ジョージはホテルでコピーした森口のチェックインカードを出し、

「(早速、逮捕状の手続きをしてくれ。これが奴の身元だ)」

「(これは個人情報侵害になるのでホテルは出してくれませんよ)」

「(『不法滞在者を匿った罪で訴える』と脅せば直ぐ手に入る)」

十分後、

「(どうした?逮捕状遅いじゃないか)」

「(判事のサインが取れません)」

「(判事がいないのか?)」

「(そうです)」

「(緊急事態だ。サインは俺がする。出発だ!)」

「(それは違反です!)」

「(落度は仕事に遅れた判事の方だ! 後で、奴のサインを必ず取る)」

「(どうして取れると確信出来るのですか?)」

「(サインする事で判事が仕事に遅れなかった証拠になるんだ)」

「(なーるほど、さすがウエムラ刑事は評判通りですね。勉強になります)」

 三人はサンパウロに向かった。アレマン新米刑事が気を利かせて、モンテイロ・アキラ署長所有の回転灯を失敬して車の上に置いた。
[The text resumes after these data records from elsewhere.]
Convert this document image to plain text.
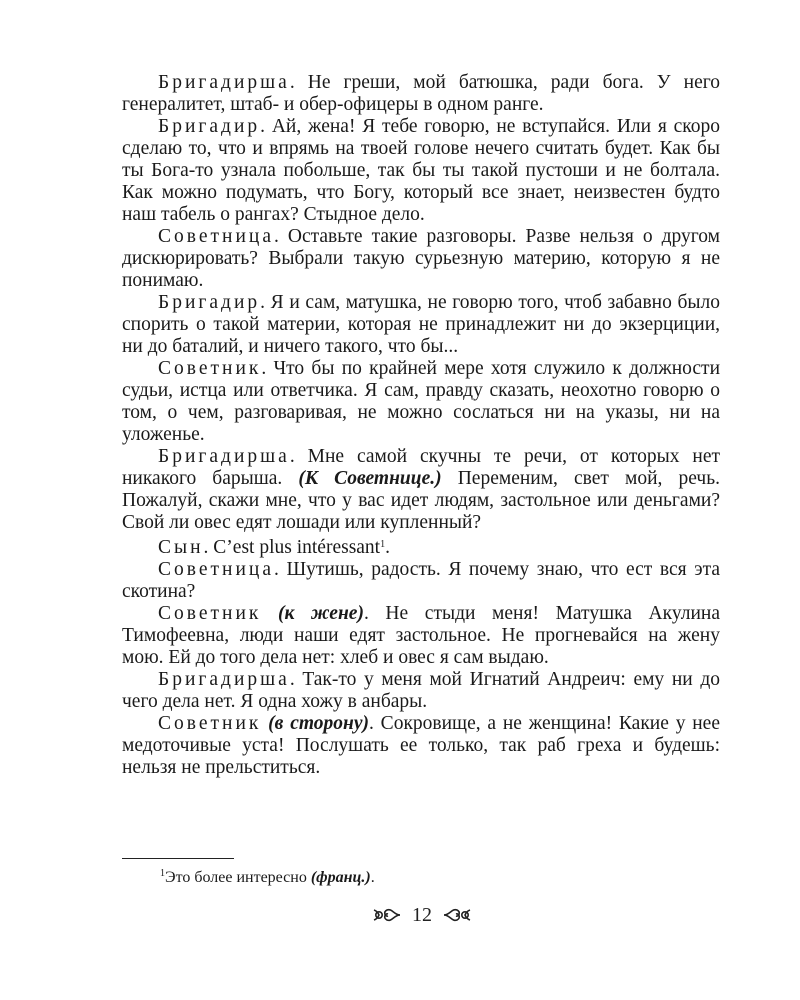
Бригадирша. Не греши, мой батюшка, ради бога. У него генералитет, штаб- и обер-офицеры в одном ранге.

Бригадир. Ай, жена! Я тебе говорю, не вступайся. Или я скоро сделаю то, что и впрямь на твоей голове нечего считать будет. Как бы ты Бога-то узнала побольше, так бы ты такой пустоши и не болтала. Как можно подумать, что Богу, который все знает, неизвестен будто наш табель о рангах? Стыдное дело.

Советница. Оставьте такие разговоры. Разве нельзя о другом дискюрировать? Выбрали такую сурьезную материю, которую я не понимаю.

Бригадир. Я и сам, матушка, не говорю того, чтоб забавно было спорить о такой материи, которая не принадлежит ни до экзерциции, ни до баталий, и ничего такого, что бы...

Советник. Что бы по крайней мере хотя служило к должности судьи, истца или ответчика. Я сам, правду сказать, неохотно говорю о том, о чем, разговаривая, не можно сослаться ни на указы, ни на уложенье.

Бригадирша. Мне самой скучны те речи, от которых нет никакого барыша. (К Советнице.) Переменим, свет мой, речь. Пожалуй, скажи мне, что у вас идет людям, застольное или деньгами? Свой ли овес едят лошади или купленный?

Сын. C’est plus intéressant$^1$.

Советница. Шутишь, радость. Я почему знаю, что ест вся эта скотина?

Советник (к жене). Не стыди меня! Матушка Акулина Тимофеевна, люди наши едят застольное. Не прогневайся на жену мою. Ей до того дела нет: хлеб и овес я сам выдаю.

Бригадирша. Так-то у меня мой Игнатий Андреич: ему ни до чего дела нет. Я одна хожу в анбары.

Советник (в сторону). Сокровище, а не женщина! Какие у нее медоточивые уста! Послушать ее только, так раб греха и будешь: нельзя не прельститься.

$^1$Это более интересно (франц.).
12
 サンパウロ市街に入って直ぐ、ジョージの日本製輸入車の回転灯に不審を抱いたパトカーが後ろに付き、サイレンを一吹きした。

 ジョージは車を歩道に寄せた。

「(アレマン、たのむぞ)」

 新米刑事は車を降り、五メートル距離をおいたパトカーにうかつに近づいた。

驚いた二人の警官はパトカーの両サイドのドアを開け、いきなりピストルを構え、無線で援護を求めた。

「(手を上げろ!)」

 アレマンは、なんの抵抗も出来ず、言われるまま両手を上げた。

「(ヒザをつけ!)」

 更に二台の救援パトカーが急行してジョージの輸入車を囲んだ。

「(バカだな、アレマンは)」ジョージは両手を上げて車から降りた。後ろから一人の警官がジョージの上げた両手を引き下ろし手錠を掛け、

「(回転灯の使用許可証は?)」

「(これは署長の物だ。任務で急行中だ!)」

「(輸入車で? おっ、ウエムラ刑事じゃないですか! 数年前・・・。覚えていませんか。第三インファンタリアのマグリオ・ネット少佐の部下です)」

「(あの検問所の、軽機関銃の警官か・・・、手錠を外してくれ)」

「(あの時、命を救ってもらい、ありがとうございました。こんな所で会うなんて、偶然ですね。どこへ?)」

「(犯人逮捕だ)」

「(ご一緒します。先導しますから回転灯を外して下さい)」

「(その前に、手錠を外してくれないか)」

「(あっ! はい)」

 パトカーに先導され、東洋街のニッケンホテルに向かった。

 パトカーとジョージの車はホテルの玄関広場に壁を作るように止まった。警官二人が玄関を堅め、もう一人の警官と二人の新米刑事が森口が潜んでいる803号室に向かった。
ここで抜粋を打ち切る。